Seeding vs. generating from scratch vs. de-identifying production: choosing the approach
There are three routes to non-production data, and seeding from an existing database is only one of them. Each fits a different starting point. Seeding from an existing database models a real source to produce high-fidelity, net-new records — the right choice when you have a database and need more safe data shaped like it. Generating from scratch needs no source at all: you describe what you want and the tool produces it, which fits greenfield features and scenarios your real data has never recorded. De-identifying production takes the real records and transforms them in place — masking or replacing sensitive values while keeping everything else exactly as it was — the approach a tool like Tonic Structural takes, and the one to reach for when the real-world shape of specific records is the whole point.

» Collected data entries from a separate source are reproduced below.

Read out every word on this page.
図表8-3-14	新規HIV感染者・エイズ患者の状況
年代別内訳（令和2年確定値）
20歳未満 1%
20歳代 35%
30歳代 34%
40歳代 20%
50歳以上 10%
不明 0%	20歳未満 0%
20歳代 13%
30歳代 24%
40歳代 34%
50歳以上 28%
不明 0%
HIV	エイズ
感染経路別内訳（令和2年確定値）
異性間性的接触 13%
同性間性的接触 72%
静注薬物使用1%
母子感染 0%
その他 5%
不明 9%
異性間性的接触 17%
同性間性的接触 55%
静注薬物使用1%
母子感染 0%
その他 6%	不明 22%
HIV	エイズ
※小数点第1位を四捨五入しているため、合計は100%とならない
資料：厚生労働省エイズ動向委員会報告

The deciding question is what's actually blocking you. An access or volume problem points to synthesis, in either form. A need for the precise, irreplaceable detail of real records points to de-identification. And the two are often used together rather than chosen between: de-identify a production dataset so it's safe to handle, then seed a generator from the de-identified version to scale it up well beyond the original volume, without reintroducing the sensitive records you just removed.
| Seed from an existing database | Generate from scratch | De-identify production | |
|---|---|---|---|
| Source data required | Yes — an existing schema and data to model | No — works from a specification alone | Yes — the production records themselves |
| Preserves exact real-world edge cases | Approximates them statistically; rare specifics can smooth out | No — only the scenarios you specify | Yes — keeps the exact real shape, transformed in place |
| Net-new records, no real individual behind them | Yes | Yes | No — the same records, with sensitive values replaced |
| Scales beyond production volume | Yes — generate far more than the source holds | Yes — volume is whatever you specify | Limited — roughly mirrors the source volume |
| Best-fit scenario | You have a real database and need more safe data shaped like it | No usable or safe source data exists yet | You need the precise tangle of real records, made safe |
None of the three is universally best; they map to different gaps. For a fuller breakdown of when to use synthetic versus real production data, the trade-offs run deeper than seeding alone — but for the specific job of turning a database you already have into safe data that behaves like it, seeding is the most direct route, and it's where a generator that respects relationships earns its keep.